The uneasy coexistence between horse-drawn carts and development says a lot about Senegal’s ambivalence toward its rural past and its urban future.
For generations, horse-cart drivers have come from the Serer ethnic group, which still maintains strong ties to farming life.
They are people like Wague Diouf, who drives a horse cart on a garbage route in Ngor. His wife and five children live in his home village of Mbélakadiaw, in the Fatick region, and he returns there to see them once a month and to cultivate millet, peanuts and maize during the growing season. He grew up around horses and likes being able to enjoy a taste of the country life in the city.
In one indication of how precious his horse is to him, he calls the animal Toyota, and has fitted the horse with a hand-hammered harness ornament that looks something like the Toyota emblem. A previous horse was Bob Marley.
Mr. Diouf sees the handwriting on the wall.
“What is the future of these horses?” he mused. “Within a short time, this will be obsolete. We have to be willing to face it.”
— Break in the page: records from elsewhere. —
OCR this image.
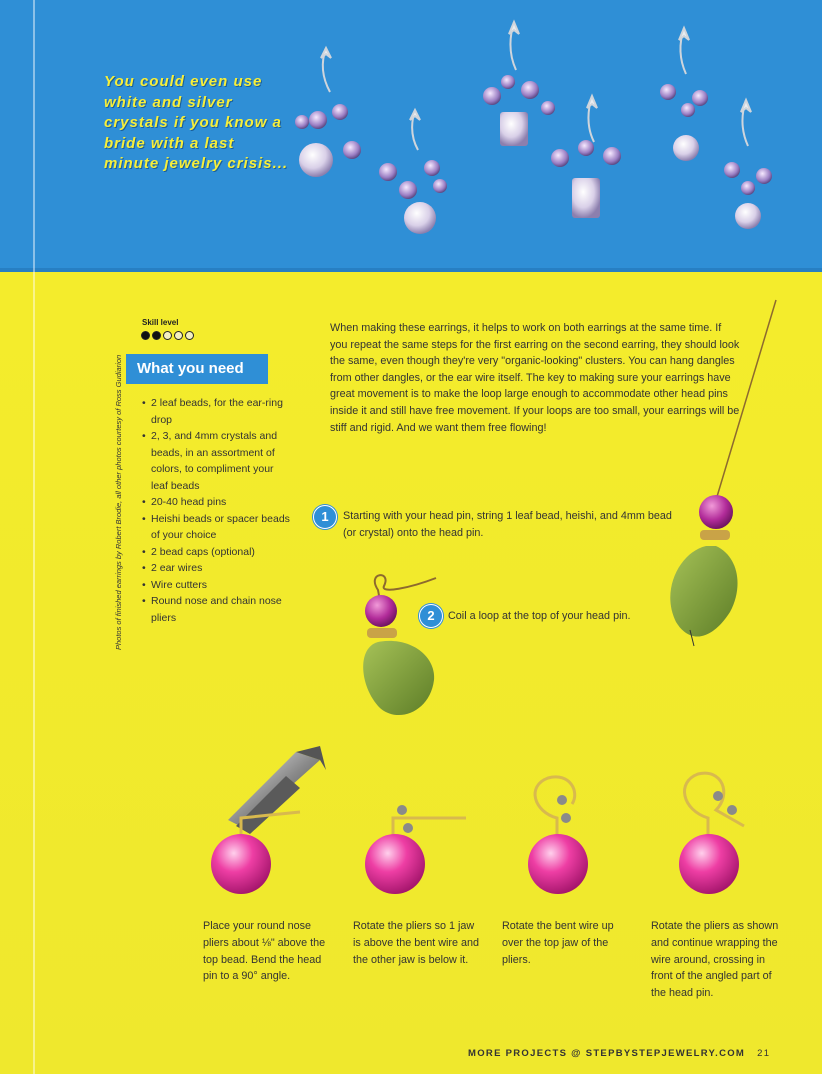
You could even use white and silver crystals if you know a bride with a last minute jewelry crisis...
Photos of finished earrings by Robert Brodie, all other photos courtesy of Ross Gudiarion
Skill level
What you need
• 2 leaf beads, for the ear-ring drop
• 2, 3, and 4mm crystals and beads, in an assortment of colors, to compliment your leaf beads
• 20-40 head pins
• Heishi beads or spacer beads of your choice
• 2 bead caps (optional)
• 2 ear wires
• Wire cutters
• Round nose and chain nose pliers

When making these earrings, it helps to work on both earrings at the same time. If you repeat the same steps for the first earring on the second earring, they should look the same, even though they're very "organic-looking" clusters. You can hang dangles from other dangles, or the ear wire itself. The key to making sure your earrings have great movement is to make the loop large enough to accommodate other head pins inside it and still have free movement. If your loops are too small, your earrings will be stiff and rigid. And we want them free flowing!

1	Starting with your head pin, string 1 leaf bead, heishi, and 4mm bead (or crystal) onto the head pin.
2	Coil a loop at the top of your head pin.
Place your round nose pliers about ⅛" above the top bead. Bend the head pin to a 90° angle.
Rotate the pliers so 1 jaw is above the bent wire and the other jaw is below it.
Rotate the bent wire up over the top jaw of the pliers.
Rotate the pliers as shown and continue wrapping the wire around, crossing in front of the angled part of the head pin.
MORE PROJECTS @ STEPBYSTEPJEWELRY.COM 21
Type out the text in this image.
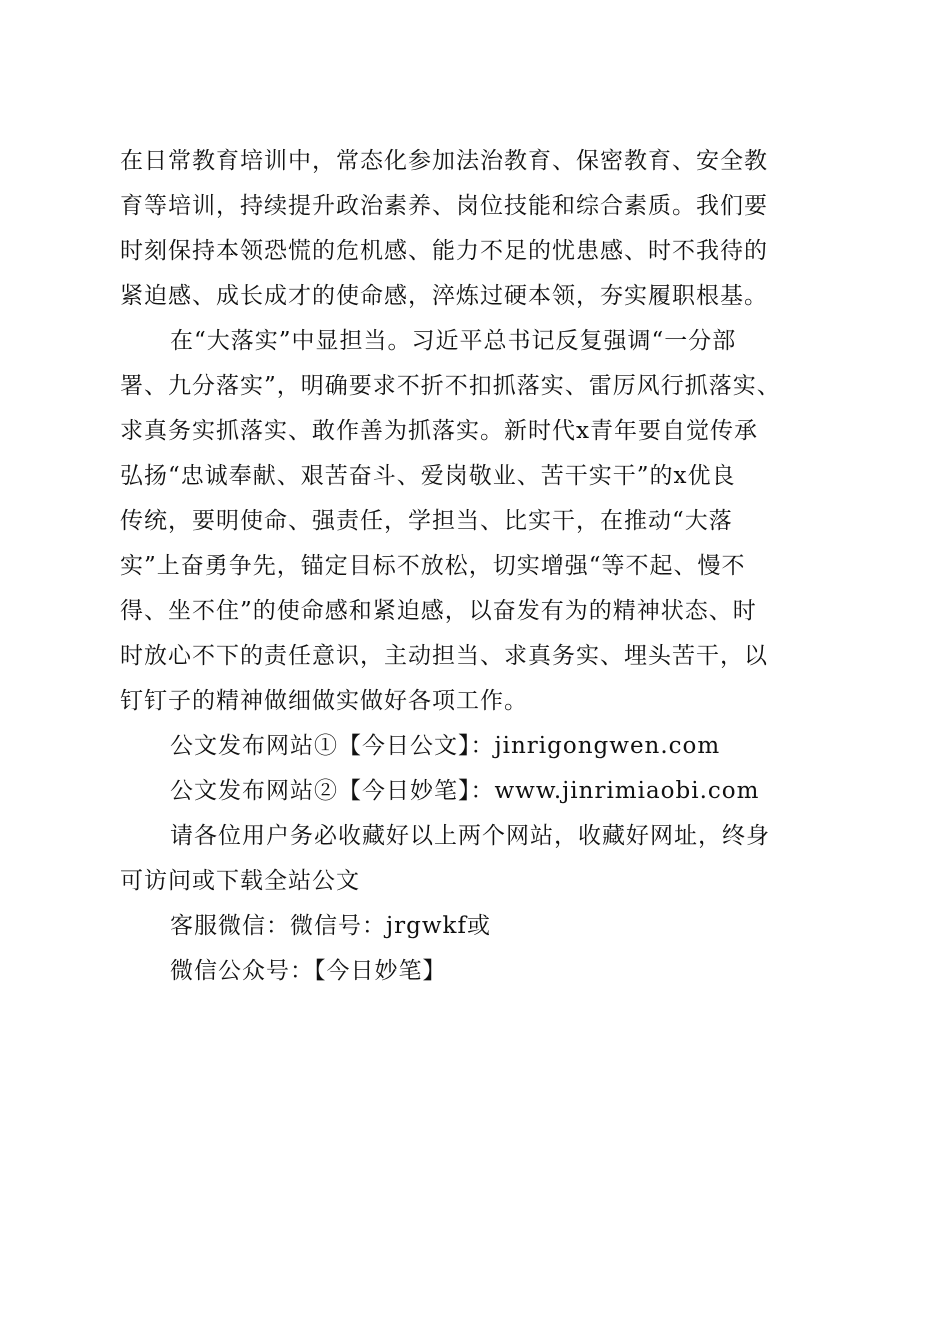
在日常教育培训中，常态化参加法治教育、保密教育、安全教
育等培训，持续提升政治素养、岗位技能和综合素质。我们要
时刻保持本领恐慌的危机感、能力不足的忧患感、时不我待的
紧迫感、成长成才的使命感，淬炼过硬本领，夯实履职根基。
在“大落实”中显担当。习近平总书记反复强调“一分部
署、九分落实”，明确要求不折不扣抓落实、雷厉风行抓落实、
求真务实抓落实、敢作善为抓落实。新时代x青年要自觉传承
弘扬“忠诚奉献、艰苦奋斗、爱岗敬业、苦干实干”的x优良
传统，要明使命、强责任，学担当、比实干，在推动“大落
实”上奋勇争先，锚定目标不放松，切实增强“等不起、慢不
得、坐不住”的使命感和紧迫感，以奋发有为的精神状态、时
时放心不下的责任意识，主动担当、求真务实、埋头苦干，以
钉钉子的精神做细做实做好各项工作。
公文发布网站①【今日公文】：jinrigongwen.com
公文发布网站②【今日妙笔】：www.jinrimiaobi.com
请各位用户务必收藏好以上两个网站，收藏好网址，终身
可访问或下载全站公文
客服微信：微信号：jrgwkf或
微信公众号：【今日妙笔】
He is trying to organize 500 of his fellow drivers in communities across the region to buy motorized rickshaws from China or India to replace the horse-drawn carts.
The shift is already underway in Diamniadio, an enormous planned development near the international airport, a showcase city connected to Dakar by a sleek highway and, coming soon, a high-speed rail line. The Senegalese government is moving many of its offices to Diamniadio from the congested downtown area.
There is talk, said Amadou Ndéné Ndoye, deputy head of mission at the Senegalese embassy in India, of deploying the Indian rickshaws to this city of the future, where they could ferry civil servants and others around the new government center.
As to whether horse-drawn carts might also find a place there, he did not hesitate. “No way,” Mr. Ndoye said. “It will be a modern city.”